Once the story is done and you have written it all down, read it back to them. Point at each of the words as you read them out loud. Since older preschoolers are cognitively learning to associate the spoken word to the written word, this is a great concept to support it. At the end, encourage them to illustrate the scenarios in the story by drawing on the box. A creative approach to creating a book!
Kitchen Utensil Art
This art activity was a FAVORITE in my classroom. I bought a variety of plastic cooking utensils at the Dollar Tree. For example, spatulas, large and small cooking spoons, measuring cups, potato mashers, measuring spoons, etc. I would lay them all out and ask if they knew what any of the items were or what they thought it was used for. I let them take the lead in creating a verbal discussion. I had different color of paints set up on paper plates along with large white paper so they can dip the utensils in the paint and create art with them!
You can ask open ended questions about what they would use the utensil for if they could cook or bake something. You can also write down the names of each utensil and place it next to the corresponding one. This will help associate it with print.
More and Less Water
Gather cups or containers that are the same in size. Use 2 at a time to start when doing this activity in order to compare. Fill one with more water and the other one with less. Ask which one has more? Then which has less.
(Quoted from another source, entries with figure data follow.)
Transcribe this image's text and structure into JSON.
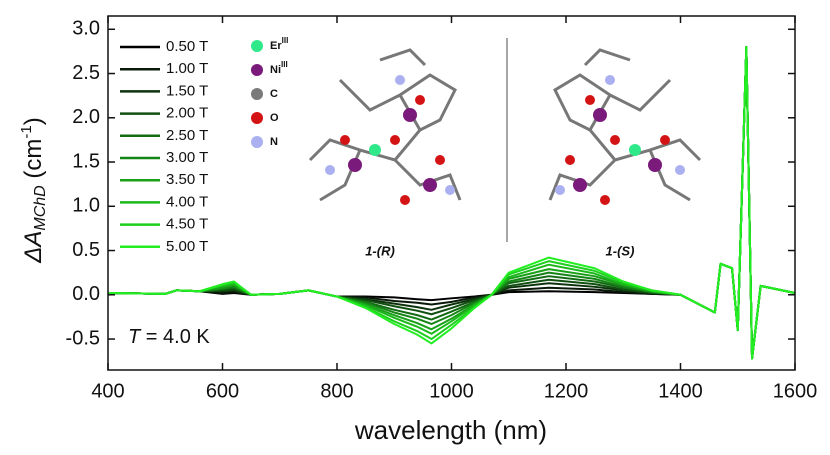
{
  "chart_data": {
    "type": "line",
    "ylabel_parts": [
      "ΔA",
      "MChD",
      " (cm",
      "-1",
      ")"
    ],
    "xlabel": "wavelength (nm)",
    "annotation_parts": [
      "T",
      " = 4.0 K"
    ],
    "inset": {
      "legend": [
        {
          "element": "Er",
          "sup": "III",
          "color": "#2ee88a"
        },
        {
          "element": "Ni",
          "sup": "III",
          "color": "#7a1a7a"
        },
        {
          "element": "C",
          "color": "#7a7a7a"
        },
        {
          "element": "O",
          "color": "#d41414"
        },
        {
          "element": "N",
          "color": "#aab0f0"
        }
      ],
      "labels": [
        "1-(R)",
        "1-(S)"
      ]
    },
    "xlim": [
      400,
      1600
    ],
    "ylim": [
      -0.85,
      3.15
    ],
    "xticks": [
      400,
      600,
      800,
      1000,
      1200,
      1400,
      1600
    ],
    "yticks": [
      {
        "value": -0.5,
        "label": "-0.5"
      },
      {
        "value": 0,
        "label": "0.0"
      },
      0.5,
      {
        "value": 1,
        "label": "1.0"
      },
      1.5,
      {
        "value": 2,
        "label": "2.0"
      },
      2.5,
      {
        "value": 3,
        "label": "3.0"
      }
    ],
    "x": [
      400,
      500,
      520,
      560,
      600,
      620,
      650,
      700,
      750,
      800,
      850,
      900,
      940,
      965,
      1000,
      1040,
      1070,
      1100,
      1170,
      1250,
      1300,
      1350,
      1400,
      1460,
      1470,
      1490,
      1500,
      1515,
      1525,
      1540,
      1600
    ],
    "series": [
      {
        "name": "0.50 T",
        "color": "#000000",
        "values": [
          0.02,
          0.01,
          0.05,
          0.04,
          0.01,
          0.02,
          0,
          0.01,
          0.05,
          -0.02,
          -0.02,
          -0.03,
          -0.05,
          -0.06,
          -0.04,
          -0.02,
          0,
          0.03,
          0.04,
          0.03,
          0.02,
          0.01,
          0,
          -0.2,
          0.35,
          0.3,
          -0.4,
          2.8,
          -0.72,
          0.1,
          0.02
        ]
      },
      {
        "name": "1.00 T",
        "color": "#0a1a0a",
        "values": [
          0.02,
          0.01,
          0.05,
          0.04,
          0.02,
          0.03,
          0,
          0.01,
          0.05,
          -0.02,
          -0.03,
          -0.07,
          -0.09,
          -0.11,
          -0.08,
          -0.03,
          0,
          0.05,
          0.08,
          0.06,
          0.03,
          0.01,
          0,
          -0.2,
          0.35,
          0.3,
          -0.4,
          2.8,
          -0.72,
          0.1,
          0.02
        ]
      },
      {
        "name": "1.50 T",
        "color": "#0d330d",
        "values": [
          0.02,
          0.01,
          0.05,
          0.04,
          0.04,
          0.05,
          0,
          0.01,
          0.05,
          -0.02,
          -0.05,
          -0.1,
          -0.14,
          -0.17,
          -0.11,
          -0.05,
          0,
          0.08,
          0.13,
          0.09,
          0.05,
          0.02,
          0,
          -0.2,
          0.35,
          0.3,
          -0.4,
          2.8,
          -0.72,
          0.1,
          0.02
        ]
      },
      {
        "name": "2.00 T",
        "color": "#105010",
        "values": [
          0.02,
          0.01,
          0.05,
          0.04,
          0.05,
          0.06,
          0,
          0.01,
          0.05,
          -0.02,
          -0.06,
          -0.13,
          -0.18,
          -0.22,
          -0.15,
          -0.06,
          0,
          0.1,
          0.17,
          0.12,
          0.06,
          0.02,
          0,
          -0.2,
          0.35,
          0.3,
          -0.4,
          2.8,
          -0.72,
          0.1,
          0.02
        ]
      },
      {
        "name": "2.50 T",
        "color": "#126a12",
        "values": [
          0.02,
          0.01,
          0.05,
          0.04,
          0.06,
          0.08,
          0,
          0.01,
          0.05,
          -0.02,
          -0.08,
          -0.17,
          -0.23,
          -0.28,
          -0.19,
          -0.08,
          0,
          0.13,
          0.21,
          0.15,
          0.08,
          0.03,
          0,
          -0.2,
          0.35,
          0.3,
          -0.4,
          2.8,
          -0.72,
          0.1,
          0.02
        ]
      },
      {
        "name": "3.00 T",
        "color": "#158515",
        "values": [
          0.02,
          0.01,
          0.05,
          0.04,
          0.07,
          0.09,
          0,
          0.01,
          0.05,
          -0.02,
          -0.09,
          -0.2,
          -0.27,
          -0.33,
          -0.23,
          -0.09,
          0,
          0.15,
          0.25,
          0.18,
          0.09,
          0.03,
          0,
          -0.2,
          0.35,
          0.3,
          -0.4,
          2.8,
          -0.72,
          0.1,
          0.02
        ]
      },
      {
        "name": "3.50 T",
        "color": "#18a018",
        "values": [
          0.02,
          0.01,
          0.05,
          0.04,
          0.08,
          0.11,
          0,
          0.01,
          0.05,
          -0.02,
          -0.11,
          -0.23,
          -0.32,
          -0.39,
          -0.27,
          -0.11,
          0,
          0.18,
          0.29,
          0.21,
          0.11,
          0.04,
          0,
          -0.2,
          0.35,
          0.3,
          -0.4,
          2.8,
          -0.72,
          0.1,
          0.02
        ]
      },
      {
        "name": "4.00 T",
        "color": "#1ab81a",
        "values": [
          0.02,
          0.01,
          0.05,
          0.04,
          0.1,
          0.12,
          0,
          0.01,
          0.05,
          -0.02,
          -0.12,
          -0.26,
          -0.36,
          -0.44,
          -0.3,
          -0.12,
          0,
          0.2,
          0.34,
          0.24,
          0.12,
          0.04,
          0,
          -0.2,
          0.35,
          0.3,
          -0.4,
          2.8,
          -0.72,
          0.1,
          0.02
        ]
      },
      {
        "name": "4.50 T",
        "color": "#1dd01d",
        "values": [
          0.02,
          0.01,
          0.05,
          0.04,
          0.11,
          0.14,
          0,
          0.01,
          0.05,
          -0.02,
          -0.14,
          -0.3,
          -0.41,
          -0.5,
          -0.34,
          -0.14,
          0,
          0.23,
          0.38,
          0.27,
          0.14,
          0.05,
          0,
          -0.2,
          0.35,
          0.3,
          -0.4,
          2.8,
          -0.72,
          0.1,
          0.02
        ]
      },
      {
        "name": "5.00 T",
        "color": "#22ee22",
        "values": [
          0.02,
          0.01,
          0.05,
          0.04,
          0.12,
          0.15,
          0,
          0.01,
          0.05,
          -0.02,
          -0.15,
          -0.33,
          -0.45,
          -0.55,
          -0.38,
          -0.15,
          0,
          0.25,
          0.42,
          0.3,
          0.15,
          0.05,
          0,
          -0.2,
          0.35,
          0.3,
          -0.4,
          2.8,
          -0.72,
          0.1,
          0.02
        ]
      }
    ]
  }
}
If you see your child grasped the concept easily, you can begin adding more containers and filling them with different water levels. You can also incorporate patterns with the containers. More, less, more, less and ask them which one comes next. With supervision, you can also let your child fill the containers with what they think is more and less water.
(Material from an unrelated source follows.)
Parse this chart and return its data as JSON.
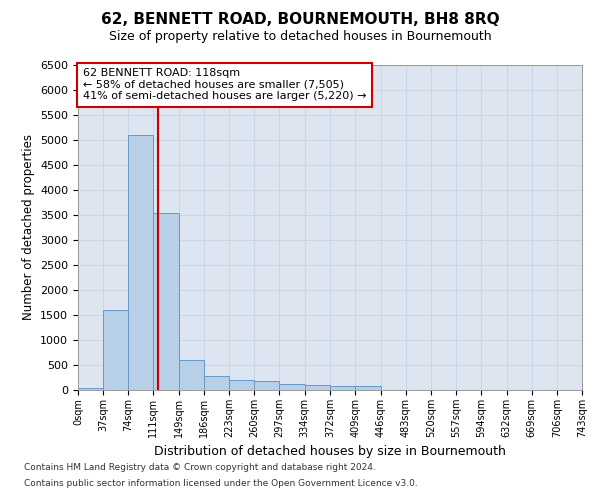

All you need for this game is a dice, paper and a pencil. You and your child can take turns rolling the dice to see who gets the higher number. Preschoolers love to play games!
This is a great and fun way to incorporate early math skills. If you have a younger preschooler, you can count the dots on the dice and write the number on the paper. If you have an older preschooler, you can have your child practice writing the numbers on their own after each turn. You can also add all the numbers rolled after 2 turns to practice adding sums. The key is to be enthusiastic and make it fun!
Now On To Dramatic Play!
Dramatic or role play, is defined by experts as the type of play where children accept and assign roles, and then act them out. In essence they are playing grown up and learning about how the real world operates.
This type of play is the most important throughout the preschool years because it fosters development in all areas: physical, cognitive, language and social/emotional.
Here are a few ideas for dramatic play at home.
- Indoor/outside picnics or tea time with your child and his/her stuffed animals, super heros, or dolls (great for building social, conversational, and vocabulary skills).
- Playing “Bank”or “Toy Shop” will help introduce money and it’s concept of deposit and withdrawal to older preschoolers.
- Playing grocery store (great for labeling everyday foods, talk about where they come from).
- Playing ice cream shop (creating different flavor combinations, labeling colors).
- Playing hospital (building empathy and emotional awareness of others).
- Playing school (reinforces leadership skills by allowing your child to be the teacher and take the lead).
- Vet clinic (you can use all of your child’s stuffed animals for this one and let him/her lead by being the animal doctor)
- Playing house (mom, dad, brother, sister role play)
- Playing restaurant (great for creating menus, writing down orders, your child can also be the chef)
- Playing Doctor (this one is great for strengthening memory and recreating occasions when your little one got shots or was really sick).
The possible scenarios are endless! Get creative with your little scientists.